Le droit du rire et de l’oubli


Le droit du rire et de l’oubli

hollande trierweiler merci

Autour de moi et ailleurs, les femmes qui commentent la vengeance écrite de Valérie Trierweiler se rejoignent sur un point : c’est une femme blessée. Avant même de formuler une critique de cette entreprise de basse trahison, il semble qu’elles comprennent d’instinct le lien de cause à effet qui donne à une amante quittée une « license to kill ».

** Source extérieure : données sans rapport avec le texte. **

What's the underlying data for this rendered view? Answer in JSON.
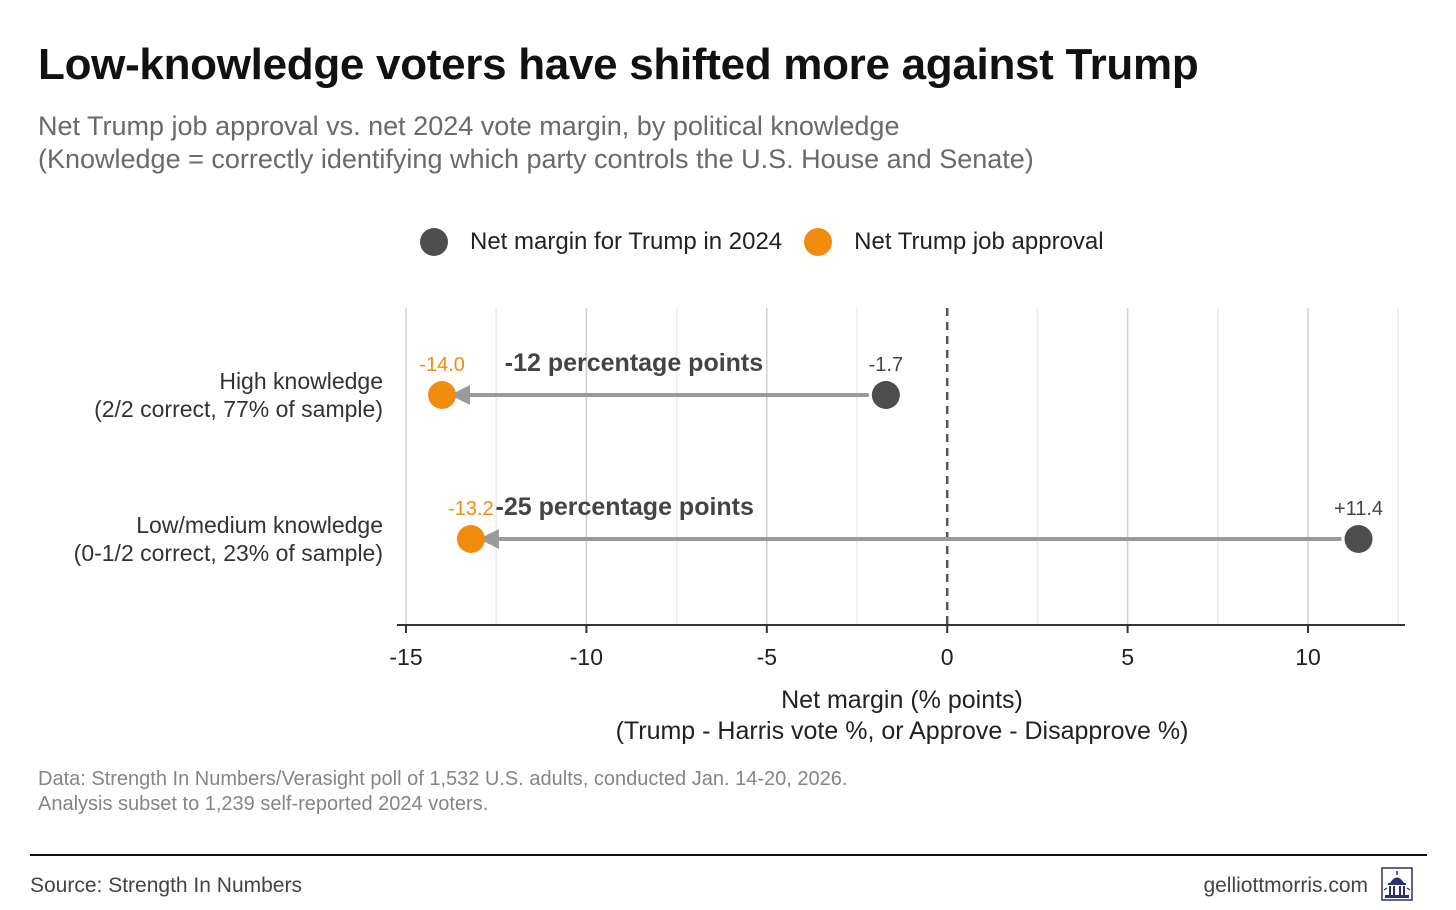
{
  "header": {
    "title": "Low-knowledge voters have shifted more against Trump",
    "subtitle_line1": "Net Trump job approval vs. net 2024 vote margin, by political knowledge",
    "subtitle_line2": "(Knowledge = correctly identifying which party controls the U.S. House and Senate)"
  },
  "legend": {
    "items": [
      {
        "label": "Net margin for Trump in 2024",
        "color": "#4d4d4d"
      },
      {
        "label": "Net Trump job approval",
        "color": "#f28c0f"
      }
    ]
  },
  "colors": {
    "vote_dot": "#4d4d4d",
    "approval_dot": "#f28c0f",
    "arrow": "#9a9a9a",
    "grid_major": "#d0d0d0",
    "grid_minor": "#ececec",
    "zero_line": "#555555",
    "axis": "#333333"
  },
  "chart_data": {
    "type": "dumbbell",
    "orientation": "horizontal",
    "xlim": [
      -15,
      12.5
    ],
    "xticks": [
      "-15",
      "-10",
      "-5",
      "0",
      "5",
      "10"
    ],
    "xtick_values": [
      -15,
      -10,
      -5,
      0,
      5,
      10
    ],
    "xlabel_line1": "Net margin (% points)",
    "xlabel_line2": "(Trump - Harris vote %, or Approve - Disapprove %)",
    "reference_line": 0,
    "categories": [
      {
        "label_line1": "High knowledge",
        "label_line2": "(2/2 correct, 77% of sample)",
        "vote_margin": -1.7,
        "vote_label": "-1.7",
        "approval": -14.0,
        "approval_label": "-14.0",
        "shift_label": "-12 percentage points"
      },
      {
        "label_line1": "Low/medium knowledge",
        "label_line2": "(0-1/2 correct, 23% of sample)",
        "vote_margin": 11.4,
        "vote_label": "+11.4",
        "approval": -13.2,
        "approval_label": "-13.2",
        "shift_label": "-25 percentage points"
      }
    ]
  },
  "notes": {
    "line1": "Data: Strength In Numbers/Verasight poll of 1,532 U.S. adults, conducted Jan. 14-20, 2026.",
    "line2": "Analysis subset to 1,239 self-reported 2024 voters."
  },
  "footer": {
    "source": "Source: Strength In Numbers",
    "site": "gelliottmorris.com",
    "logo_icon": "capitol-building-icon"
  }
}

Dans ces cas-là, il n’y a plus de proportion dans les ripostes ou de convention de Genève dans la guerre des sexes, il n’y a même plus ni Noire ni Blanche, ni Arabe ni Juive, ni riche ni pauvre dans la vague solidaire et compassionnelle qui emporte, avec la femme « blessée », toutes les autres.

De la mise à la porte d’un amant volage avant délestage de ses vêtements et sous-vêtement cinq étages plus bas au divorce fracassant qui laisse un « papa » plumé et grelottant au sommet d’une grue, l’infinie variété des revanches hystériques ou calculées bénéficie en milieu féminin d’une généreuse culture de l’excuse, et la charité n’est pas de mise pour ceux qui ne prennent pas Carmen au sérieux quand elle chante : « Si je t’aime prends garde à toi. »[access capability= »lire_inedits »]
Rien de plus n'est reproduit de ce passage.